Judas and the Black Messiah (2021) – Movie Review

I Am A Revolutionary

As Fred Hampton himself declares in this biopic, “You can murder the freedom fighter but you can’t murder freedom.” Vilified for their role in trying to bring about equality, the Black Panthers found themselves fighting an uphill battle against the authorities. Desperate to maintain the established order, this party fought back and were punished for doing so.

Despite the prestige and attention surrounding Judas and the Black Messiah, this movie is not actually about Fred Hampton. Despite Kaluuya’s undeniably charismatic role, the spotlight falls on the “Judas” of this tale, Bill O’Neal.

Caught impersonating a police officer, Bill is put in a difficult position by FBI Agent Mitchell and J. Edgar Hoover. With the Black Panther Party gaining momentum – and crucial public acceptance – the duo task him with infiltrating the party. Quickly rising up the security ranks, Bill is blackmailed into feeding back crucial intel that can be used to mount a counter-offensive against this “terrorist” organization.

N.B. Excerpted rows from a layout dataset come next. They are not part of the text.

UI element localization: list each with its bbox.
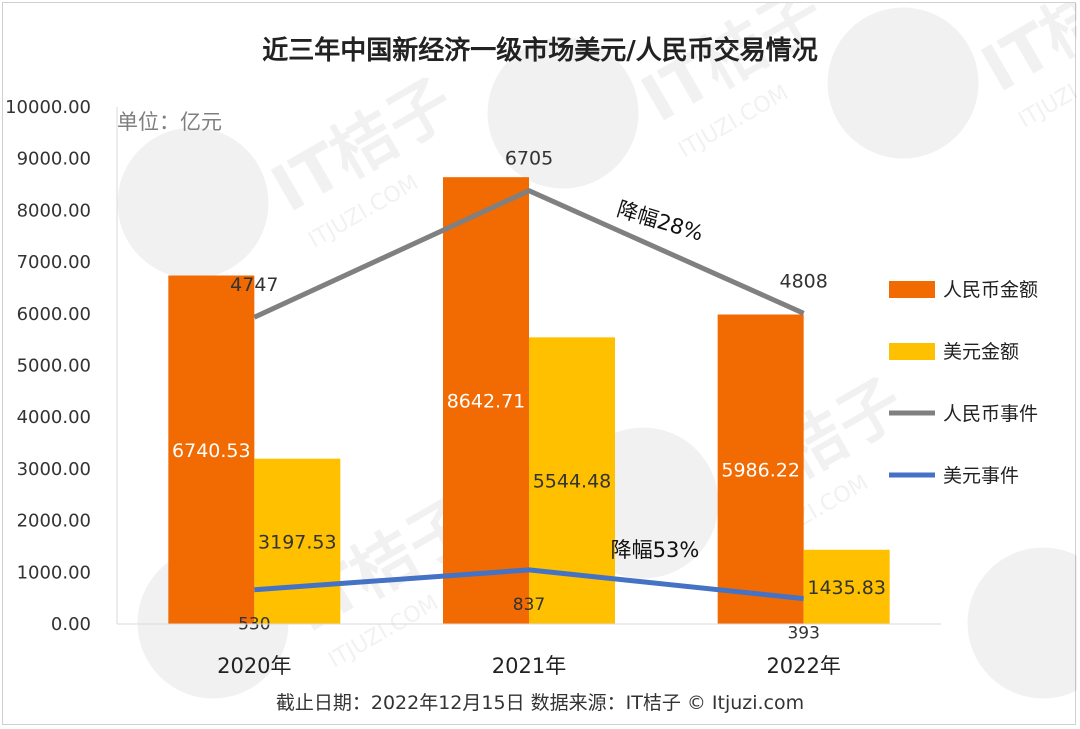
bar-rmb-amount	[168, 275, 255, 624]
line-series	[253, 188, 805, 602]
bar-label-usd: 3197.53	[258, 531, 337, 553]
y-tick-label: 6000.00	[17, 304, 91, 325]
legend-swatch	[889, 281, 935, 298]
legend-label: 人民币金额	[943, 279, 1038, 301]
line-label-usd: 837	[513, 595, 545, 615]
line-label-rmb: 4808	[779, 270, 827, 292]
line-usd-events	[254, 567, 804, 602]
legend-label: 美元事件	[943, 465, 1019, 487]
y-tick-label: 9000.00	[17, 149, 91, 170]
y-tick-label: 7000.00	[17, 252, 91, 273]
bar-usd-amount	[254, 458, 341, 624]
bar-series	[168, 177, 890, 625]
x-tick-label: 2021年	[492, 654, 566, 678]
chart-canvas: IT桔子ITJUZI.COMIT桔子ITJUZI.COMIT桔子ITJUZI.C…	[5, 3, 1077, 714]
annotation-rmb-drop: 降幅28%	[614, 197, 706, 246]
y-tick-label: 3000.00	[17, 459, 91, 480]
y-tick-label: 2000.00	[17, 511, 91, 532]
line-label-usd: 393	[787, 624, 819, 644]
y-tick-label: 10000.00	[5, 97, 91, 118]
bar-label-usd: 1435.83	[807, 577, 886, 599]
x-axis: 2020年 2021年 2022年	[117, 623, 941, 678]
line-label-usd: 530	[238, 615, 270, 635]
source-footer: 截止日期：2022年12月15日 数据来源：IT桔子 © Itjuzi.com	[276, 692, 804, 714]
data-labels: 6740.53 3197.53 8642.71 5544.48 5986.22 1435.…	[172, 148, 886, 644]
bar-label-rmb: 8642.71	[447, 391, 526, 413]
line-label-rmb: 6705	[505, 148, 553, 170]
y-tick-label: 1000.00	[17, 562, 91, 583]
y-axis: 0.00 1000.00 2000.00 3000.00 4000.00 5000.00 6…	[5, 97, 118, 635]
watermark-circle	[487, 37, 639, 189]
annotation-usd-drop: 降幅53%	[611, 538, 700, 562]
bar-label-rmb: 5986.22	[721, 459, 800, 481]
watermark-circle	[827, 7, 979, 159]
x-tick-label: 2020年	[217, 654, 291, 678]
bar-usd-amount	[803, 549, 890, 624]
x-tick-label: 2022年	[766, 654, 840, 678]
bar-rmb-amount	[443, 177, 529, 625]
legend-label: 人民币事件	[943, 403, 1038, 425]
legend-label: 美元金额	[943, 341, 1019, 363]
watermark-circle	[967, 547, 1077, 699]
line-rmb-events	[253, 188, 805, 320]
y-tick-label: 8000.00	[17, 200, 91, 221]
unit-label: 单位：亿元	[117, 110, 222, 134]
y-tick-label: 4000.00	[17, 407, 91, 428]
watermark-circle	[117, 127, 269, 279]
bar-rmb-amount	[717, 314, 804, 624]
bar-label-rmb: 6740.53	[172, 440, 251, 462]
legend-swatch	[889, 343, 935, 360]
y-tick-label: 5000.00	[17, 356, 91, 377]
y-tick-label: 0.00	[51, 614, 91, 635]
chart-title: 近三年中国新经济一级市场美元/人民币交易情况	[262, 35, 818, 66]
bar-label-usd: 5544.48	[533, 471, 612, 493]
line-label-rmb: 4747	[230, 274, 278, 296]
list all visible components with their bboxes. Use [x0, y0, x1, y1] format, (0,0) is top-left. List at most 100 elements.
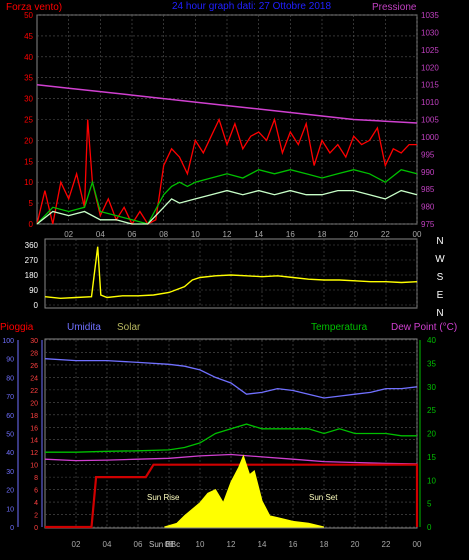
y-tick-label: 30 [427, 383, 436, 392]
compass-label: N [436, 236, 443, 247]
y-tick-label: 1025 [421, 46, 439, 55]
y-tick-label: 90 [6, 357, 14, 364]
y-tick-label: 90 [29, 286, 38, 295]
y-tick-label: 18 [30, 413, 38, 420]
y-tick-label: 20 [24, 136, 33, 145]
series-dew-point-c [44, 453, 418, 465]
y-tick-label: 6 [34, 488, 38, 495]
x-tick-label: 04 [103, 540, 112, 549]
x-tick-label: 00 [413, 230, 422, 239]
y-tick-label: 270 [25, 256, 39, 265]
x-tick-label: 22 [381, 230, 390, 239]
y-tick-label: 990 [421, 168, 435, 177]
x-tick-label: 18 [318, 230, 327, 239]
y-tick-label: 50 [24, 11, 33, 20]
series-pressure [36, 83, 418, 124]
y-tick-label: 22 [30, 388, 38, 395]
y-tick-label: 975 [421, 220, 435, 229]
y-tick-label: 0 [34, 525, 38, 532]
x-tick-label: 00 [413, 540, 422, 549]
humidity-label: Umidita [67, 322, 101, 333]
series-solar [164, 454, 325, 528]
x-tick-label: 04 [96, 230, 105, 239]
y-tick-label: 100 [2, 338, 14, 345]
y-tick-label: 985 [421, 185, 435, 194]
y-tick-label: 2 [34, 513, 38, 520]
wind-panel-grid [37, 14, 418, 225]
sun-rise-label: Sun Rise [147, 493, 180, 502]
y-tick-label: 1005 [421, 116, 439, 125]
series-wind-avg [36, 168, 418, 225]
dewpoint-label: Dew Point (°C) [391, 322, 457, 333]
y-tick-label: 30 [24, 95, 33, 104]
y-tick-label: 40 [6, 450, 14, 457]
y-tick-label: 20 [30, 400, 38, 407]
y-tick-label: 50 [6, 432, 14, 439]
y-tick-label: 70 [6, 394, 14, 401]
y-tick-label: 0 [29, 220, 34, 229]
y-tick-label: 28 [30, 350, 38, 357]
y-tick-label: 1035 [421, 11, 439, 20]
wind-axis-label: Forza vento) [6, 2, 62, 13]
y-tick-label: 15 [24, 157, 33, 166]
series-wind-speed [36, 189, 418, 225]
y-tick-label: 25 [24, 116, 33, 125]
rain-label: Pioggia [0, 322, 34, 333]
y-tick-label: 60 [6, 413, 14, 420]
x-tick-label: 10 [196, 540, 205, 549]
x-tick-label: 16 [289, 540, 298, 549]
y-tick-label: 180 [25, 271, 39, 280]
x-tick-label: 22 [382, 540, 391, 549]
series-umidita [44, 358, 418, 399]
y-tick-label: 8 [34, 475, 38, 482]
y-tick-label: 980 [421, 203, 435, 212]
panel3-series [44, 358, 419, 529]
y-tick-label: 16 [30, 425, 38, 432]
compass-label: N [436, 308, 443, 319]
series-pioggia [45, 463, 419, 529]
chart-title: 24 hour graph dati: 27 Ottobre 2018 [172, 1, 331, 12]
y-tick-label: 1030 [421, 28, 439, 37]
y-tick-label: 5 [427, 500, 432, 509]
y-tick-label: 45 [24, 32, 33, 41]
sun-set-label: Sun Set [309, 493, 338, 502]
x-tick-label: 08 [159, 230, 168, 239]
x-tick-label: 10 [191, 230, 200, 239]
y-tick-label: 10 [6, 506, 14, 513]
temperature-label: Temperatura [311, 322, 368, 333]
compass-label: S [437, 272, 444, 283]
y-tick-label: 10 [24, 178, 33, 187]
y-tick-label: 4 [34, 500, 38, 507]
wind-series [36, 83, 418, 226]
y-tick-label: 20 [427, 430, 436, 439]
y-tick-label: 30 [30, 338, 38, 345]
y-tick-label: 1000 [421, 133, 439, 142]
temperature-y-ticks: 0 5 10 15 20 25 30 35 40 [419, 336, 436, 532]
wind-x-ticks: 02 04 06 08 10 12 14 16 18 20 22 00 [64, 230, 422, 239]
x-tick-label: 20 [351, 540, 360, 549]
x-tick-label: 12 [223, 230, 232, 239]
solar-label: Solar [117, 322, 141, 333]
x-tick-label: 12 [227, 540, 236, 549]
pressure-axis-label: Pressione [372, 2, 417, 13]
y-tick-label: 12 [30, 450, 38, 457]
x-tick-label: 18 [320, 540, 329, 549]
y-tick-label: 25 [427, 406, 436, 415]
pressure-y-ticks: 975 980 985 990 995 1000 1005 1010 1015 1020 1025 1… [421, 11, 439, 229]
series-temperatura [45, 423, 417, 453]
panel3-x-ticks: 02 04 06 08 10 12 14 16 18 20 22 00 [72, 540, 422, 549]
x-tick-label: 20 [349, 230, 358, 239]
y-tick-label: 30 [6, 469, 14, 476]
y-tick-label: 5 [29, 199, 34, 208]
y-tick-label: 14 [30, 438, 38, 445]
y-tick-label: 1010 [421, 98, 439, 107]
y-tick-label: 35 [24, 74, 33, 83]
y-tick-label: 35 [427, 359, 436, 368]
y-tick-label: 20 [6, 488, 14, 495]
series-direction [44, 246, 418, 300]
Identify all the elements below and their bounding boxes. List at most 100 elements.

Of course, that’s easier said than done and as Bill starts to get to know these men and women, he inevitably winds up conflicted.

The film itself is incredibly well acted and both Daniel Kaluuya and LaKeith Stanfield help elevate this biographical drama. Kaluuya in particular is sublime as Chairman Fred Hampton, with some of his speeches likely to send goosebumps down your spine. They’re really well written. In fact, these speeches essentially serve as the thread that holds this movie together.

There’s a really interesting dynamic shift with Bill every time Fred rallies the people. All of this builds up to a moving speech, with the mantra of “I Am A Revolutionary” actually repeated by Bill himself. It’s a subtle inclusion but one that works incredibly well in the context of the film – and its central characters.

Where the film is less successful however, is in its character development for the supporting players. There are a lot of different members of the party but none of them really get that much time in the spotlight. While it’s understandable, given the emphasis on both Fred and Bill’s struggle, it still would have been nice to see that extra layer of depth.

For those familiar with this story, Judas and the Black Messiah pulls no punches. There’s no distortion of history or crazy twists, this is quite simply an important chapter in history that’s retold as faithfully as possible.

This is a tale of revenge, greed, xenophobia and love, one that builds up to a shocking and thought provoking climax meant to be pondered long after the theatre lights turn on.

On the same note of praise, this movie just so happens to have the best trailer of any picture released in 2021 so far. Even if you don’t get around to watching this flick, please watch the trailer above because it really is stunning.

Overall though, Judas and the Black Messiah is an informative and important drama well worth checking out. While it is a little slow at times and could have done with some depth for the supporting characters, this is a timely and important biopic nonetheless.